En outre, l’IAF dispose d’une infrastructure de maintenance dimensionnée pour entretenir jusqu’à 150 Rafale. S’il est probable que celle-ci commandera de nouveaux appareils pour compléter son parc, soit dans le cadre de commandes entre états, soit dans celui de la compétition MMRCA 2, ces infrastructures pourront permettre à la Marine Indienne et l’IAF de mutualiser nombre des besoins de maintenance, comme c’est aujourd’hui le cas en France entre la Marine Nationale et l’Armée de l’Air et de l’Espace. Par ailleurs, ce parc existant permettrait de mutualiser les couts d’évolution vers du futurs standards des deux flottes, voire d’atteindre un volume suffisant pour que celles-ci soient réalisées en Inde par l’industrie nationale. Enfin, les couts de qualification de nouveaux armements et équipements pourront, eux aussi, être partagés entre les deux forces. Les bénéfices dans ce domaine pourraient également s’étendre aux besoins de formation des équipages et des équipes techniques, là encore de manière similaire à ce qui est appliqué en France, dans le domaine des stocks de pièces détachées, et dans la coopération opérationnelle entre les deux forces, en particulier à partir du standard F4 qui intègre des capacités de communication et de coopération avancées entre les appareils.
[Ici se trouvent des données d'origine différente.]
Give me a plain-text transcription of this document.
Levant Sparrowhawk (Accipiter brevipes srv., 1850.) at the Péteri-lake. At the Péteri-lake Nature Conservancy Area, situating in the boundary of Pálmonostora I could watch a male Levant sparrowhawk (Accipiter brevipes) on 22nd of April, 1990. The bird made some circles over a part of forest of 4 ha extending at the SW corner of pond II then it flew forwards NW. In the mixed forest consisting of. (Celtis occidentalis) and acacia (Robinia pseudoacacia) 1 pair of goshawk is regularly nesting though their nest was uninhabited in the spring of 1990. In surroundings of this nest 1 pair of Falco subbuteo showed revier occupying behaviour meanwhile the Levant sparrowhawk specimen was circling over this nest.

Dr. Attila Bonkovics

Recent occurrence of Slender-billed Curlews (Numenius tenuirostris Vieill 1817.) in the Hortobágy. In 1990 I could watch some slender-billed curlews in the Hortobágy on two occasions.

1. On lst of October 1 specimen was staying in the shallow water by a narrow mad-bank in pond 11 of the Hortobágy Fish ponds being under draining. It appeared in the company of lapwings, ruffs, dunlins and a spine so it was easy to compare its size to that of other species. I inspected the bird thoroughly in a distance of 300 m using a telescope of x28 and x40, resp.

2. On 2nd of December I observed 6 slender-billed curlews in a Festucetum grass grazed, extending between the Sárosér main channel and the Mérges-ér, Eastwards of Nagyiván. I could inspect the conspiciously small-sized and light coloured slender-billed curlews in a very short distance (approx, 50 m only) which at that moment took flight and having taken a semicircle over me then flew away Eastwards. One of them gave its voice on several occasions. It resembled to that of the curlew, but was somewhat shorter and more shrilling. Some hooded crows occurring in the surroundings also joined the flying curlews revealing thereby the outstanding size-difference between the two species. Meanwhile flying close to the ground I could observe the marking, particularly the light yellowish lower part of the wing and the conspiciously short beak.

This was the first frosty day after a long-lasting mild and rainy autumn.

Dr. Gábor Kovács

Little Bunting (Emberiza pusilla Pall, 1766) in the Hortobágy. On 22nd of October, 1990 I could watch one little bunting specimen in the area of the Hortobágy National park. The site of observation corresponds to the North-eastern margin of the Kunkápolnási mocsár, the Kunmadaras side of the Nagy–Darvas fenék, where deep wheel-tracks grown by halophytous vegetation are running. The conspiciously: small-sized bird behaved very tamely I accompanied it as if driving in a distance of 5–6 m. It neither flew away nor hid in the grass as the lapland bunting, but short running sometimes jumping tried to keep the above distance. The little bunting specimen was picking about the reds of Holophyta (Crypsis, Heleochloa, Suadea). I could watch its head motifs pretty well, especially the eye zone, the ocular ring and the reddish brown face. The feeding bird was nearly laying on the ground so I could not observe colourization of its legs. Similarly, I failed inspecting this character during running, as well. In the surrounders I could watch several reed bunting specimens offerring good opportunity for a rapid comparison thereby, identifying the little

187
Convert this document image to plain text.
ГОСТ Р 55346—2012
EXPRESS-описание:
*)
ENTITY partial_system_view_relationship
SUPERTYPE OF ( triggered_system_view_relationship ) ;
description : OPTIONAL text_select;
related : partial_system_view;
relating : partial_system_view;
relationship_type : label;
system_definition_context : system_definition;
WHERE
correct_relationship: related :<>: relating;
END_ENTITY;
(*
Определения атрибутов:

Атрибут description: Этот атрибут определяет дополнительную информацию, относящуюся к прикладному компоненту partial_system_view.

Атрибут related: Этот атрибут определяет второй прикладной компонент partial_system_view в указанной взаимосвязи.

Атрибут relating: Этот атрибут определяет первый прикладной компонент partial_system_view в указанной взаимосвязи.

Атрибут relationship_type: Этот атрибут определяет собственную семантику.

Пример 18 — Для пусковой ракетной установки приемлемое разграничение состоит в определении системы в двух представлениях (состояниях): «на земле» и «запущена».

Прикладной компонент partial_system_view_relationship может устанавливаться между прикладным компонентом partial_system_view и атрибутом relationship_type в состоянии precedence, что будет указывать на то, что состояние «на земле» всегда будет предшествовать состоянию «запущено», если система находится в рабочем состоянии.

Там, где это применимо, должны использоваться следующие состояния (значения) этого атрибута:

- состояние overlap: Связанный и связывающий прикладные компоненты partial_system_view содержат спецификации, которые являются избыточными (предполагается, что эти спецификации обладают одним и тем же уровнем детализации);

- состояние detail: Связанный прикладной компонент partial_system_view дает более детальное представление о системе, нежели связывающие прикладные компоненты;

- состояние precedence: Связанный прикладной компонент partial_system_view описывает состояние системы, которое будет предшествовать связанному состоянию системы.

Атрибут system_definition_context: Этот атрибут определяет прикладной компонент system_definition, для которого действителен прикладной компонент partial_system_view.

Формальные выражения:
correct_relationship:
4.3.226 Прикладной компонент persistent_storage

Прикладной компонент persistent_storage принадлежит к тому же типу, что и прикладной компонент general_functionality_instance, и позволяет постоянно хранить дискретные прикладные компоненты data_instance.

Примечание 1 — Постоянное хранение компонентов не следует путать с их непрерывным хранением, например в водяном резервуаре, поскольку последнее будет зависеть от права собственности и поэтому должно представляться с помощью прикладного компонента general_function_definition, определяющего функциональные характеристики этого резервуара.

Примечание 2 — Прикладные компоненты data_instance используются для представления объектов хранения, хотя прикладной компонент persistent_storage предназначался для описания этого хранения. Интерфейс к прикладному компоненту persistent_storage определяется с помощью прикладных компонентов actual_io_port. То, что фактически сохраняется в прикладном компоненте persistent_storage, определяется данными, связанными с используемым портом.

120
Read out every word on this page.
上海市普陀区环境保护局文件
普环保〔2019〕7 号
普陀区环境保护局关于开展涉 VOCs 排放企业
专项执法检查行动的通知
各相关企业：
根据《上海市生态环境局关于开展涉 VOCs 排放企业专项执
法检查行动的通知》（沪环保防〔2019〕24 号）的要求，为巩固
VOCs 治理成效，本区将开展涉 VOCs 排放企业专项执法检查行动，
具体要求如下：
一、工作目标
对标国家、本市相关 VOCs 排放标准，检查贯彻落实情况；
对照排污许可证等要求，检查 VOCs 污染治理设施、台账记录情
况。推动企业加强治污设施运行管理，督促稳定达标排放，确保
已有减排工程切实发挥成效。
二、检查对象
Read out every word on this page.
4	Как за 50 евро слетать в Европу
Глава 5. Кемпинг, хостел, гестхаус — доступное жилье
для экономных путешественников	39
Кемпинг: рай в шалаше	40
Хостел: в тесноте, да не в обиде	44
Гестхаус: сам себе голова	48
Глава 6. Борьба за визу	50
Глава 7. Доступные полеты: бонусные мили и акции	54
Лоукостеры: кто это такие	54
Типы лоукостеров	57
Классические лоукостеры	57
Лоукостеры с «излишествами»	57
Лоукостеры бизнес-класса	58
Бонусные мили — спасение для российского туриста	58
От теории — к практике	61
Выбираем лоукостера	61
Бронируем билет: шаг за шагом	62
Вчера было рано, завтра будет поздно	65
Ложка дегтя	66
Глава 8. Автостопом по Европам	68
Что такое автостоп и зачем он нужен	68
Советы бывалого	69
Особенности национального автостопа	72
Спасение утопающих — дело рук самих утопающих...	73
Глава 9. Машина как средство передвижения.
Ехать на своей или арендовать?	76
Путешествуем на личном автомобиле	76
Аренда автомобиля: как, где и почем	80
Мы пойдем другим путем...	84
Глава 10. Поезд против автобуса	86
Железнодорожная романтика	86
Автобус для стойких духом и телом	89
4- Des délais potentiellement courts
Ces différents atouts influences de manière sensible les délais potentiels de mise en oeuvre de la capacité Rafale pour la Marine Indienne. En effet, si celle-ci n’a pas besoin d’adapter l’appareil à ses besoins, de modifier ses navires pour les recevoir, si elle dispose d’infrastructures de maintenance déjà opérationnelles et de capacités de formation nationales pour ses équipages et personnels de maintenance, les délais de mise en oeuvre du Rafale pour la Marine Indienne seront potentiellement très réduits, et conditionnés par la seule disponibilité dans les lignes de production de Dassault Aviation. On comprend également, dans ces conditions, pourquoi et comment l’hypothèse d’une possible location de 6 appareils auprés de la France, de sorte à armer immédiatement l’INS Vikrant de cette capacité dès son entrée en service, a été évoquée dans la presse indienne, alors qu’une telle option est impossible avec le Super Hornet.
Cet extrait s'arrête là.